Tassenklirren statt Straßenlärm: Ein Teil der Friedrichstraße in Mitte ist bis Ende Januar 2021 für Autos gesperrt.
Foto: Imago Images/ Bernd Friedel

Berlin - Eines fällt sofort auf: die Ruhe. Seitdem auf einem Teil der Friedrichstraße keine Autos mehr fahren, ist der Lärm verschwunden. Wer die Augen schließt, vernimmt allenfalls das Klappern des Geschirrs in den Cafés, das Geräusch von Schuhsohlen auf dem Trottoir und das Sirren, das Fahrradreifen bei hohem Tempo erzeugen. Abgesehen von einigen Kraftfahrzeugen, die trotz des Verbots unterwegs sind, ist kein Auto zu hören.
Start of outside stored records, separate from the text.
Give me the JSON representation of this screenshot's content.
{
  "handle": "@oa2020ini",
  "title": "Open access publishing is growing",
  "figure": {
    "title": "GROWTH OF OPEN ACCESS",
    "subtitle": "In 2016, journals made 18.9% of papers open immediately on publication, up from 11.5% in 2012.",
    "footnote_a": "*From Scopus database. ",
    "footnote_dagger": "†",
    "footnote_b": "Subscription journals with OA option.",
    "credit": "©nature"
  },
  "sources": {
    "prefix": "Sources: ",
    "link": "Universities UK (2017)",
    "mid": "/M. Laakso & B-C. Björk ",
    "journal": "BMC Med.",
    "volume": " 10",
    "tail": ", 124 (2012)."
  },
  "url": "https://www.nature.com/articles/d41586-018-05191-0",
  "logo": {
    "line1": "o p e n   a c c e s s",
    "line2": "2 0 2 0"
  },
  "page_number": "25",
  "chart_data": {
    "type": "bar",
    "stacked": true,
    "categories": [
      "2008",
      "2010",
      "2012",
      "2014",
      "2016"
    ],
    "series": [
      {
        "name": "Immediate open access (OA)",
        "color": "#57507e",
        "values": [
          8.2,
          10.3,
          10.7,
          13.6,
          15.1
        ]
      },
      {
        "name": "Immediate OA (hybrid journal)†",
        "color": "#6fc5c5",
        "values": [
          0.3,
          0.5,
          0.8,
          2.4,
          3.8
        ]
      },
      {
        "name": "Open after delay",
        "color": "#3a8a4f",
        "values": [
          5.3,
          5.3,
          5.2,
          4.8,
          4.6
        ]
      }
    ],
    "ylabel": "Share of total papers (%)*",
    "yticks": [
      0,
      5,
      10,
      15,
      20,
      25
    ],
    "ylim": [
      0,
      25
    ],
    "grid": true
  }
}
Der Abschnitt zwischen der Kronen- und der Französischen Straße, an dem sich auch die Galeries Lafayette befinden, ist seit knapp einer Woche Schauplatz des Verkehrsversuchs „Friedrich the Flâneur“. Mitten in Mitte ist eine Oase der Ruhe entstanden. Das finden manche schlecht, manche aber auch gut.

„Die Diskussion, ob hier nicht doch wieder Autos fahren sollten, ist lächerlich. Natürlich ist es richtig, die Straße zu sperren“, sagt Helmut Adam. Der Treptower, der mit Ehefrau Caroline und seinem Söhnchen auf der Sonnenseite der Friedrichstraße spaziert, outet sich gleich als Befürworter. Er war schon lange nicht mehr hier, erzählt er. Hier wurden immer schon eher teure Waren angeboten, da gab es kaum Anlässe zu kommen. Aber jetzt war er neugierig. „Es ist ruhiger geworden, entspannter“, stellt Adam fest.